嫁妆通常由新娘的父母支付。逻辑是,新娘会搬去和男方住,男方会负责她的幸福和生活。

其次,女孩在父亲死后不会得到任何财产。嫁妆是付给新郎和他家人的遣散费。

这种做法是一种社会弊病。这是对妇女权利的公然侵犯,突出了男性主导社会的两面三刀的性质,违反了合理的继承法。

可悲的是,在印度的许多地方,嫁妆制度仍然主导着婚姻的决策。这更多的是个社会文化问题,只有当人们的普遍心态,尤其是女性的心态发生改变时,这个问题才能得以解决。

 

Anonymous

Because we want to buy the grooms for the price tag their families put across their faces. (Sarcasm. But this is what I take it as. Also, this is technically correct from a transaction point of view).

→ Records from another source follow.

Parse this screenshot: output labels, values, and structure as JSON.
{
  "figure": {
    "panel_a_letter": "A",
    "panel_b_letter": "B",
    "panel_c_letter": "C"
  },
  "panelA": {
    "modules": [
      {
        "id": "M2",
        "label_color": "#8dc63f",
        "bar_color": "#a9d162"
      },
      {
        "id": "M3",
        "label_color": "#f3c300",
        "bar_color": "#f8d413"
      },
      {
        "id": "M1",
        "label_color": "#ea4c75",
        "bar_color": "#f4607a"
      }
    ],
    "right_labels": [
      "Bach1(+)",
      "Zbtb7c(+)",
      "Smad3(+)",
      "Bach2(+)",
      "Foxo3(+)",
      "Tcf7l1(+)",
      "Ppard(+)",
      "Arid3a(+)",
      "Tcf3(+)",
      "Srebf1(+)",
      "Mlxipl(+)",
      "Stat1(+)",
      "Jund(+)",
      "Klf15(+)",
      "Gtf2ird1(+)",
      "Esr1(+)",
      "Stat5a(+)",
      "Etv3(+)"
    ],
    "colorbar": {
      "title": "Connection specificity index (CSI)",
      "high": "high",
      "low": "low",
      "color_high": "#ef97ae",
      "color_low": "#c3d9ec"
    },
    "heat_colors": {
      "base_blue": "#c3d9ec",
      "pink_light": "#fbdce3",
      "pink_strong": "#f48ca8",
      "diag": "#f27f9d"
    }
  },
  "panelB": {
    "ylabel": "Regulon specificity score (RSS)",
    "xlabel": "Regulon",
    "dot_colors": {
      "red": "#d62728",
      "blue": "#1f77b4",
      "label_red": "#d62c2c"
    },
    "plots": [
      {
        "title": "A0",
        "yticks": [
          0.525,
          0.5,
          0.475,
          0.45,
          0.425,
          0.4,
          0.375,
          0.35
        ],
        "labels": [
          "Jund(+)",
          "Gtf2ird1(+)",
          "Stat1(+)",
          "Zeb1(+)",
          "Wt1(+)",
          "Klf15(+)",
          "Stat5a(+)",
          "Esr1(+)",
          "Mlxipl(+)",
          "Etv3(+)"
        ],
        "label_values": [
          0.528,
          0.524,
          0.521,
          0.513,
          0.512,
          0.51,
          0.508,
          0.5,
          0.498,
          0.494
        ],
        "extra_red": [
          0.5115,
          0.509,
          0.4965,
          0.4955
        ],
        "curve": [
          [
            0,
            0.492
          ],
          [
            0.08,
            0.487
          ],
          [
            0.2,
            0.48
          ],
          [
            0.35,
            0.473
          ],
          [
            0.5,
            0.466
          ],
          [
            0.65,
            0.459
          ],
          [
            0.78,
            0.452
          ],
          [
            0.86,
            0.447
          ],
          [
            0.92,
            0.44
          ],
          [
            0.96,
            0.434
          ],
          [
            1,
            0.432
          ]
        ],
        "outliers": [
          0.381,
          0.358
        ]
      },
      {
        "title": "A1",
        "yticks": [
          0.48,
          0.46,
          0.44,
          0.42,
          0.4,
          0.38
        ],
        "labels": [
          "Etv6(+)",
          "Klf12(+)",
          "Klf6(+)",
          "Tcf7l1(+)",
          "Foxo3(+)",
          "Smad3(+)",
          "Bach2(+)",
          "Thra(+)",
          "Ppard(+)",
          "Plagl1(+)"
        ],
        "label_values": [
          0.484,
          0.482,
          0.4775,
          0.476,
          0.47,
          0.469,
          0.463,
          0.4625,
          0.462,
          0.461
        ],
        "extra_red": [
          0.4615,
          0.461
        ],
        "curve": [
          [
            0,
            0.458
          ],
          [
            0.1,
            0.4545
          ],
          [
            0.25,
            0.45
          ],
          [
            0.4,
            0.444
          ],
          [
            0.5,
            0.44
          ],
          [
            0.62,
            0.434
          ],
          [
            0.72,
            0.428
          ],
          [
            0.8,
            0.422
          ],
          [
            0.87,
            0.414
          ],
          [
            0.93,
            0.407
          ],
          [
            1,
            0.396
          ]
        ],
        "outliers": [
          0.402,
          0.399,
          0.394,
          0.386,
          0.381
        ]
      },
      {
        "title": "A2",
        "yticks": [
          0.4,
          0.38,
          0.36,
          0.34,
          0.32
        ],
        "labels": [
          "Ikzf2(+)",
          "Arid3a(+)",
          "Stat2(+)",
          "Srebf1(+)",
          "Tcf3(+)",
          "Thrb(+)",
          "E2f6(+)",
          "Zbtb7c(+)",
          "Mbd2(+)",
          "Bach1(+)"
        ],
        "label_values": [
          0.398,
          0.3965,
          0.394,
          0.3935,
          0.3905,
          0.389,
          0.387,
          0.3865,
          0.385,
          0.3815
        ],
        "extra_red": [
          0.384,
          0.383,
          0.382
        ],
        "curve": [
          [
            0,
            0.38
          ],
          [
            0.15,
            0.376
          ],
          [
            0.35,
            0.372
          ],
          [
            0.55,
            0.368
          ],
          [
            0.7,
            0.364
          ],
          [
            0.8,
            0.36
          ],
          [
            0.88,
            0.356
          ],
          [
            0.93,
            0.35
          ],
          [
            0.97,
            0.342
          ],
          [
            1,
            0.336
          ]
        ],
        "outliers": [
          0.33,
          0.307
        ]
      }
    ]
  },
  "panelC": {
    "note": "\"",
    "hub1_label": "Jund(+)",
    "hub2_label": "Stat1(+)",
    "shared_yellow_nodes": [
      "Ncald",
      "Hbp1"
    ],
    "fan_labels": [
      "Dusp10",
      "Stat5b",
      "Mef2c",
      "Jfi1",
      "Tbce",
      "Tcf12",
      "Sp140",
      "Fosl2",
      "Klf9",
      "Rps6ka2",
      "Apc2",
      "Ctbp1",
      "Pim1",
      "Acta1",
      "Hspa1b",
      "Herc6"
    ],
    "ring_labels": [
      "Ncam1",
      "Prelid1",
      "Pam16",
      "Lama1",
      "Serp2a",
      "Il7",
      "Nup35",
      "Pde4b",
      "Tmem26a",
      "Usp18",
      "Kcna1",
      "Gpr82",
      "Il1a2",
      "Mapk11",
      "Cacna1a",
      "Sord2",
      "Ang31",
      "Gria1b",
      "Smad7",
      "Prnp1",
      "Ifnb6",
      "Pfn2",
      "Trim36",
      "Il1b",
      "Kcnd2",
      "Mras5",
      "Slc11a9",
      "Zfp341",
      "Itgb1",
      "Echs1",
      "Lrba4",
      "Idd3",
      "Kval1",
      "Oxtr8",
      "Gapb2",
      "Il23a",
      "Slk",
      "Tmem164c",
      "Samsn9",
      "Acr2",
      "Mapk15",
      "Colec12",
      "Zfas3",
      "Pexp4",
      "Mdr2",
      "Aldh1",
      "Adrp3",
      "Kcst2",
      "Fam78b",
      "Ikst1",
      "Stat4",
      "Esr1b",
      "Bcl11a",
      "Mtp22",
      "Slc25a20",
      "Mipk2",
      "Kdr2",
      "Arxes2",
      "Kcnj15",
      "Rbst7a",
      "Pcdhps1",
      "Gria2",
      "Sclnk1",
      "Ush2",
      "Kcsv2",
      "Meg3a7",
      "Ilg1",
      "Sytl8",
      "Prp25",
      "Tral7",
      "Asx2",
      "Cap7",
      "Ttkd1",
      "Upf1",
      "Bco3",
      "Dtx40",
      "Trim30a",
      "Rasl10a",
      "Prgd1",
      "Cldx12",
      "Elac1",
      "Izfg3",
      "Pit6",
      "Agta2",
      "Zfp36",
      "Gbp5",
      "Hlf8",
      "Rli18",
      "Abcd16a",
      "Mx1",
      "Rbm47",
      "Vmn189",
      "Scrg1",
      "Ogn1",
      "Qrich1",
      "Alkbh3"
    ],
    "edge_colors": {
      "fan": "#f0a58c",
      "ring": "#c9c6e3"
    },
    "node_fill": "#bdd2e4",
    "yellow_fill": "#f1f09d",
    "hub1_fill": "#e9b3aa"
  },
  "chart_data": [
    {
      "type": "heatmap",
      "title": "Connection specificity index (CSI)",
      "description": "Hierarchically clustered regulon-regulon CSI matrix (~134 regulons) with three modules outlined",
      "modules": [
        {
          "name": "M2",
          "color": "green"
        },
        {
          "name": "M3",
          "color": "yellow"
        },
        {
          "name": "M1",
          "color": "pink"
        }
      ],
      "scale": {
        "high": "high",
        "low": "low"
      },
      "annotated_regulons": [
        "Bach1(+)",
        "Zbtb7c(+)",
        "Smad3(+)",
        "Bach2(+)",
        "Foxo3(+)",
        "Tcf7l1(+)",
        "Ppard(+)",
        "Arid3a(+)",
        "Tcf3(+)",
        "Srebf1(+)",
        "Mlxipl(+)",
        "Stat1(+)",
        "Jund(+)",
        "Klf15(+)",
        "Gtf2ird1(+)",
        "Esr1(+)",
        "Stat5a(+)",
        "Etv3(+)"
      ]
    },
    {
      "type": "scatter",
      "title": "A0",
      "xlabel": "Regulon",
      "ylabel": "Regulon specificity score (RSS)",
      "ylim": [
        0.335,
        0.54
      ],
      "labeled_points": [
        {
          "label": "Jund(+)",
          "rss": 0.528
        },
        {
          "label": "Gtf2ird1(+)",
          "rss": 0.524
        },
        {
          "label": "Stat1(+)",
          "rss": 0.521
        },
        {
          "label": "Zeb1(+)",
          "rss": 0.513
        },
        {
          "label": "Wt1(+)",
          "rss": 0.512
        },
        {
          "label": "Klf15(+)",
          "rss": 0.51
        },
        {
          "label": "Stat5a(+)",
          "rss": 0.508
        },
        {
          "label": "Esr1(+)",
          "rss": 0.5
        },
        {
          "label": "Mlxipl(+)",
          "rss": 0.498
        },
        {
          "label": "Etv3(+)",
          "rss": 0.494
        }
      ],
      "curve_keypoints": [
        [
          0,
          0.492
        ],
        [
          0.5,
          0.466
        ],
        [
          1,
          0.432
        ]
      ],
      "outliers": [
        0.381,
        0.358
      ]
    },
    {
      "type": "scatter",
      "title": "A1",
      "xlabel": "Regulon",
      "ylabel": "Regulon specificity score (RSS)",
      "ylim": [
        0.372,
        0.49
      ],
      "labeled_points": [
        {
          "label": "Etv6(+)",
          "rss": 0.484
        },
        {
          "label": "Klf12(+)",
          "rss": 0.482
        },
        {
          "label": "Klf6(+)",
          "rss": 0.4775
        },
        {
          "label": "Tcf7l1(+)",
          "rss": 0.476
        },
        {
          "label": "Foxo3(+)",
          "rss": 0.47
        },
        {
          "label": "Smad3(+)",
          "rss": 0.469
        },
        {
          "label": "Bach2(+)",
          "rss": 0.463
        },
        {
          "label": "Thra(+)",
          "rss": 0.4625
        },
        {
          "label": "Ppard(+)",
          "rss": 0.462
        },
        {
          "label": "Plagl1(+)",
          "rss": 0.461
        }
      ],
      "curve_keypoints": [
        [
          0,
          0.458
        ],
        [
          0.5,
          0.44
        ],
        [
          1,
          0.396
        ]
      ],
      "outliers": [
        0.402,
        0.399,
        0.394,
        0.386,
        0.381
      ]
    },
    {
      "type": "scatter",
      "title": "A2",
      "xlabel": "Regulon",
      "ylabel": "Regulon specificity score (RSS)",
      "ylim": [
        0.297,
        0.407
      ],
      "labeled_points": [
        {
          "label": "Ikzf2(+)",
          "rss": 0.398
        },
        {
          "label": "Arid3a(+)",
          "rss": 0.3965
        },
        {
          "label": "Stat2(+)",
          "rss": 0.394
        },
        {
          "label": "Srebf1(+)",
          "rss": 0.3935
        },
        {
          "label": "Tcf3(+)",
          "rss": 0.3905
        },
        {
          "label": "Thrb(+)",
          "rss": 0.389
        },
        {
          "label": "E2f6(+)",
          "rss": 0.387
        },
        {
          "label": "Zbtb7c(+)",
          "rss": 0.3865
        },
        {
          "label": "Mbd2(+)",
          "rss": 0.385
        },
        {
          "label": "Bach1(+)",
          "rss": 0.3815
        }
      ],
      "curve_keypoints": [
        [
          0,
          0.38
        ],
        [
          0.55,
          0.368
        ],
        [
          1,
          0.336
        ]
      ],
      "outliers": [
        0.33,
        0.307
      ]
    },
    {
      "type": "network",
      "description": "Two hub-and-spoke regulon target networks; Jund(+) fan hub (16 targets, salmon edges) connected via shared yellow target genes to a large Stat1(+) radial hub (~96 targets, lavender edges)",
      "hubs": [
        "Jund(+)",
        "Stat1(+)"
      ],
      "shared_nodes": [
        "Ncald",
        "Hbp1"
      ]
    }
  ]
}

因为我们想以新郎家人在他们脸上贴的价格标签来买下他们。(我说的是反话。但我就是这样认为的。而且,从交易的角度来看,这在技术上是正确的)。

 

Mrityunjay Singh

Wife  has right in both her own father/mother and father/mother in law  property. Similarly husband has right to take property of his own  father/mother and father/mother in law. That is why dowry(amount must equal to girls property to his father side) is justifiable  thing for marriage.  If girls father/mother has no property then he has  to search husband such that husband family has no property. This makes  equal status and both guy equal expectation level. Girl child killing  does not happen because of dowry. It happens because of greed of money.

妻子对自己的父亲/母亲和公公/婆婆的财产都有所有权。同样,丈夫也有权取得自己的父亲/母亲和岳父/岳母的财产。这就是为什么嫁妆是结婚的必备品。如果女孩的父亲/母亲没有财产,那么他必须找一个没有财产的夫家。夫妻条件平等,期望值匹配。女童被杀并不是因为嫁妆。这种事的产生是因为对金钱的贪婪。